The water bowsers and other park vehicles were made to check in by the provisional guards at the still sandbagged gate, though the searches of these trucks seemed congenial enough. One aspect of contemporary life still absent from the camp was the sight of people poking at smart phone screens, oblivious to immediate appreciation of those around them. I guess this absence may have been due to lack of power but it was nonetheless noticeable that this country which has recently surrendered to the smartphone was rediscovering an immediate ease and communion with each other.

 At the exit a group of happy protestors asked me if i could take their group photo, many phones appearing from pockets to be thrust in my direction.  I gently inquired if i may have a picture of their ensemble too as their beaming faces spoke volumes, but they declined. I restricted my photos of the camp once more to inanimate views. By the gate one of the guards stepped out not to admonish me for photographing – as i had thought – but to reward me with a most welcome bottle of chilled water.

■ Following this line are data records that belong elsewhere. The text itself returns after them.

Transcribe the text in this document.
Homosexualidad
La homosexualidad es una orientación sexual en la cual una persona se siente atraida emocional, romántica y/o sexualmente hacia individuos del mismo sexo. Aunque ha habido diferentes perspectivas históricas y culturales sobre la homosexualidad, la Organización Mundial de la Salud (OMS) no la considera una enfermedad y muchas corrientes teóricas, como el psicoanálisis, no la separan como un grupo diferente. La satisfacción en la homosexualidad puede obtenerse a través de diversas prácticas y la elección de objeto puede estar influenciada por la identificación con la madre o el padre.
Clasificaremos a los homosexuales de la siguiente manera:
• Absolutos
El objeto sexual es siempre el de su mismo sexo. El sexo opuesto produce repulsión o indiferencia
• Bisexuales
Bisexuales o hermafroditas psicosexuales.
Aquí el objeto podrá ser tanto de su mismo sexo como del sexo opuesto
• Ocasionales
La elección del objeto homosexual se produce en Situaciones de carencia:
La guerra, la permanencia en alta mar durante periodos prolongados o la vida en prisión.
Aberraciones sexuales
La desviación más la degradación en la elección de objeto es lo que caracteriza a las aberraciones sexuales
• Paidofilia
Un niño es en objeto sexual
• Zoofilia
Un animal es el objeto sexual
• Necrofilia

In the middle of the adjoining highway the army had set up their own sandbagged post for the protection of the citizens. I boldly asked if i may take their picture, prepared to cycle off at speed if it all kicked off. They were more than happy to pose though. Perhaps they have nothing to fear from anyone.  Next weekend the Red Shirts march, perhaps with designs on the park also.  Today the English language newspaper says that the Army are considering options to bring peace to this demonstration torn land. It will be interesting to see if this report proves to be true. Meanwhile the monitor lizards remain in their sceptical deep-dive.